I camion dell’INVALSI

In questi giorni si discute animatamente dell’appelloPer la scuola pubblica”, nel quale si propongono quattro moratorie, tra cui “l’uso dei dispositivi INVALSI a test censuario”.

Nel testo dell’appello è presente una forte critica ai test standardizzati e in generale all’operato (direi all’esistenza stessa) dell’INVALSI.

Con questo post non intendo entrare nel merito né prendere posizione “contro” o “a favore” i test o l’INVALSI.

Vorrei provare a proporre un altro punto di vista: sono proprio da buttare, gli esiti dei test INVALSI (quelli che già ci sono!) o possono fornire qualche informazione utile per il miglioramento della didattica, anche a coloro che li avversano, per (più che legittimi!) motivi ideologici o politici?

Ovviamente gli esiti dei test sono restituiti in modo analitico alle scuole, anche se non è mai stato indagato se e come questa restituzione sia effettivamente utilizzata.

C’è anche altro, però: quanti sanno che sul sito dell’INVALSI si trova una ricca documentazione, che include le Guide alla lettura di ognuna delle prove somministrate annualmente?

Ogni Guida contiene una breve introduzione, con la suddivisione degli item in relazione agli ambiti, traguardi e dimensioni delle Indicazioni Nazionali di riferimento, seguita dalla presentazione dei singoli item.

Per ogni item, sono riportati:

  • il testo della domanda;
  • le caratteristiche (AMBITO PREVALENTE, SCOPO DELLA DOMANDA, PROCESSO PREVALENTE, TRAGUARDO e OBIETTIVO;
  • i risultati del campione, ovvero non i risultati censuari, ma soltanto quelli delle “classi campione”, per le quali l’intero processo, dalla somministrazione alla correzione all’invio dei dati è supervisionato da un osservatore esterno;
  • un commento che aiuta, appunto, a “leggere” la domanda e i risultati.

A cosa può servire, uno strumento del genere?

Per capirlo, presento un esempio, tratto dalla Guida alla lettura della Prova di Matematica della classe V Primaria a.s. 2015/16.

L’item D18 è così formulato:

L’item D18 della prova INVALSI di Matematica V Primaria 2016

Lo scopo della domanda è “Dare significato a una divisione con resto”. Il processo prevalente è “ Risolvere problemi utilizzando strategie in ambiti diversi — numerico, geometrico, algebrico”. Il traguardo di riferimento è “Riesce a risolvere facili problemi in tutti gli ambiti di contenuto, mantenendo il controllo sia sul processo risolutivo, sia sui risultati. Descrive il procedimento seguito e riconosce strategie di soluzione diverse dalla propria”. La dimensione è “Risolvere problemi”.
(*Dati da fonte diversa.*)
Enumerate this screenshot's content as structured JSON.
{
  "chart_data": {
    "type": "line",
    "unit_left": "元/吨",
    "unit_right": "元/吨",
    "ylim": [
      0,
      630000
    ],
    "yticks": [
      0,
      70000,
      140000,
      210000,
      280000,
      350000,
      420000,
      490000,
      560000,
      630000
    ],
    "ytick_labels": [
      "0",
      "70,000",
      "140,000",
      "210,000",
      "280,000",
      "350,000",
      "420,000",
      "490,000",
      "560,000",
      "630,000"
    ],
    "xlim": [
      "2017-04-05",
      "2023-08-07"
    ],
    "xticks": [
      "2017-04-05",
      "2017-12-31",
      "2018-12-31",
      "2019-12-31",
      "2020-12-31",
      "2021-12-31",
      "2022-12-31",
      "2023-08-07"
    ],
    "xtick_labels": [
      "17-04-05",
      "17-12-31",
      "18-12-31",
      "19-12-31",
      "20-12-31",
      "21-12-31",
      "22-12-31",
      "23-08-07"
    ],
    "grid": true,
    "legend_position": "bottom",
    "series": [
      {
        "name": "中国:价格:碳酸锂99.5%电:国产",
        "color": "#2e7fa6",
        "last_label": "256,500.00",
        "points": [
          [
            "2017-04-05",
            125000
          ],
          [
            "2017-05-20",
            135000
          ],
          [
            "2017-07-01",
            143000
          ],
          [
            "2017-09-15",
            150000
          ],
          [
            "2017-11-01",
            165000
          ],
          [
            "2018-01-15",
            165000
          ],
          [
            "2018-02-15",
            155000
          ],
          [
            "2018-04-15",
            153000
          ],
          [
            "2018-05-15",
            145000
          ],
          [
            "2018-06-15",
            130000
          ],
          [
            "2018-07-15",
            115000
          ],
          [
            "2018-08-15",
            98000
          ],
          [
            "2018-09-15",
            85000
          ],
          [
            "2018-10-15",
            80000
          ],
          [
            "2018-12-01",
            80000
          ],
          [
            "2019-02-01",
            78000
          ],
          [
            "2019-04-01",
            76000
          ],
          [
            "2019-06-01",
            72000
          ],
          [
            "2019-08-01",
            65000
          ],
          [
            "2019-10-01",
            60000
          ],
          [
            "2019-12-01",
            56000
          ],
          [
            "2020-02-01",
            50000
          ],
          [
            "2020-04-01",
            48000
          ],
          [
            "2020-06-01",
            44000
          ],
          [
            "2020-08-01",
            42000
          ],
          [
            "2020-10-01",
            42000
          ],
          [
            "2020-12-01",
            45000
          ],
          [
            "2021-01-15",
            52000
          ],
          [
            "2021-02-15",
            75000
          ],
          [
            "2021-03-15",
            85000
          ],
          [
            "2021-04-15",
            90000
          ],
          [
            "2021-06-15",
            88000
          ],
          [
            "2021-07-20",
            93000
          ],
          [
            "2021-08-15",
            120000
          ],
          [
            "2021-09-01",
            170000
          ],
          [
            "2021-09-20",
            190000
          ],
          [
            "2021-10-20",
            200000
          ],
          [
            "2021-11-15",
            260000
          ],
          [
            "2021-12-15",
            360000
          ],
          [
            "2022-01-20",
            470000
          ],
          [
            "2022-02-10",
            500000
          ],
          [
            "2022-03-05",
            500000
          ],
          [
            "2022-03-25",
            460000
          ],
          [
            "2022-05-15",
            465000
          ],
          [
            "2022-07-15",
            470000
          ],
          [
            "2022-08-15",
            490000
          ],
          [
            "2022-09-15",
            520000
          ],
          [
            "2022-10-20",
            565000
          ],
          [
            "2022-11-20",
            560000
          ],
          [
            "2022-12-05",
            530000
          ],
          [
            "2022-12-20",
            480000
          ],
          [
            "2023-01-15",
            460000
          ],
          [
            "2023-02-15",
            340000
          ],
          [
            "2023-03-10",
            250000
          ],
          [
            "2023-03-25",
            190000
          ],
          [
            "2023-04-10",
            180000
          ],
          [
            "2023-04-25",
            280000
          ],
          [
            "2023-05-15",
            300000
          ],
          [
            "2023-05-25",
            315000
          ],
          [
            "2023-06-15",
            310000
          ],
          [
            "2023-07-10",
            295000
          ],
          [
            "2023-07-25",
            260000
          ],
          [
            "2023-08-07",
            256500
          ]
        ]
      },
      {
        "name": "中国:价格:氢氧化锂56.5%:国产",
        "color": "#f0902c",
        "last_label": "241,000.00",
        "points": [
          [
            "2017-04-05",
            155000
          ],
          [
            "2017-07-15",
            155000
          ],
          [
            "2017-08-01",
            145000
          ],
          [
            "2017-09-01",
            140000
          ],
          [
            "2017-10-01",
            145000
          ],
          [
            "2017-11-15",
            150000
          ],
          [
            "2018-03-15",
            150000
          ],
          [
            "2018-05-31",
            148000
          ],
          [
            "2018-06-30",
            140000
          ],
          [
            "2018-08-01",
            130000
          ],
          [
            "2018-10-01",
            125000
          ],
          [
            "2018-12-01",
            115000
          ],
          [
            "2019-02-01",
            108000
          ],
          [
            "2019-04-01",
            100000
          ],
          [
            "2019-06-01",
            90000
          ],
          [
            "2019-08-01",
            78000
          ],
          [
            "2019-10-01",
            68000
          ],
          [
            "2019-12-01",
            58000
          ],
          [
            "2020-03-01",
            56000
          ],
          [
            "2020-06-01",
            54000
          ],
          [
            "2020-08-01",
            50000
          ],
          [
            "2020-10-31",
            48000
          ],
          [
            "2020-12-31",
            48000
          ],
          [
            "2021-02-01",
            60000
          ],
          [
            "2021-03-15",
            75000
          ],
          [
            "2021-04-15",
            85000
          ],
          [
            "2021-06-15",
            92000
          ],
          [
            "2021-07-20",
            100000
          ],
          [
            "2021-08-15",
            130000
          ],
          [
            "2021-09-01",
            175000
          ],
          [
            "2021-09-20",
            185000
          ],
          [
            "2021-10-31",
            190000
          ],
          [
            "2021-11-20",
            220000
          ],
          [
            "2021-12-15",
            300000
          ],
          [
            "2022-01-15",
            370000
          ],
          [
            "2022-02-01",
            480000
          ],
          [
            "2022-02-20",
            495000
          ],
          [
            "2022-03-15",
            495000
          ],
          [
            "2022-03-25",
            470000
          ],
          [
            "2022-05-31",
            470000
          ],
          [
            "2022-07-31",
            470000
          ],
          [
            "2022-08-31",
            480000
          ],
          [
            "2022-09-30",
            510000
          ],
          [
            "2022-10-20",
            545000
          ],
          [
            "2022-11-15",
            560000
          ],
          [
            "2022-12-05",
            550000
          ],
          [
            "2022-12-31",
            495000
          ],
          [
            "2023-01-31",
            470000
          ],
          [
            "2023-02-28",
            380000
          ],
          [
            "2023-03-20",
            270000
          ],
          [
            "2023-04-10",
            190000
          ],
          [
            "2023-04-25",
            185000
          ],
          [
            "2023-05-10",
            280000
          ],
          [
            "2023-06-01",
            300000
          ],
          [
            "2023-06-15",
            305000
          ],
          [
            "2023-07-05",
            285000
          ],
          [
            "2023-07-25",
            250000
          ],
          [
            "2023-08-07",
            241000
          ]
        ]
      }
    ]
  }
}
Sembra, tutto sommato, una domanda piuttosto semplice: un problema “reale” facilmente comprensibile da un bambino di 10 anni.

Veniamo ai risultati del campione:

Da questa tabella si possono intuire (spero) il valore e l’utilità dello strumento.

Scopriamo infatti non solo che soltanto un alunno su tre ha saputo interpretare correttamente il problema, ma anche che il 40% dei bambini dimostra di conoscere l’algoritmo della divisione (risposta C) ma di non saperlo applicare correttamente al problema proposto.

Cosa ci dice, questo piccolo item?

Potrebbe suggerirci qualcosa sui metodi di insegnamento della matematica nella scuola primaria?

Possiamo forse ipotizzare che quel 40% di alunni che hanno diligentemente eseguito la divisione per 10 potrebbe avere semplicemente cercato nel testo le “parole chiave” che, secondo qualche metodologia in uso, “guidano” la risoluzione di problemi e applicato in modo “automatico” l’algoritmo della divisione, senza comprendere realmente il problema?

Può farci riflettere sulla necessità di insistere sugli aspetti linguistici dei problemi matematici e rimandare quindi alla questione della comprensione del testo, come priorità rispetto agli algoritmi di calcolo?

Cosa può raccontare questo piccolo esempio ad un singolo insegnante, ad un team di docenti di matematica (e non solo…) di scuola primaria?

Può innescare una riflessione? Può servire, nell’ottica del miglioramento?

Io penso di sì, con buona pace di tutta l’ideologia che sostiene o contrasta le prove.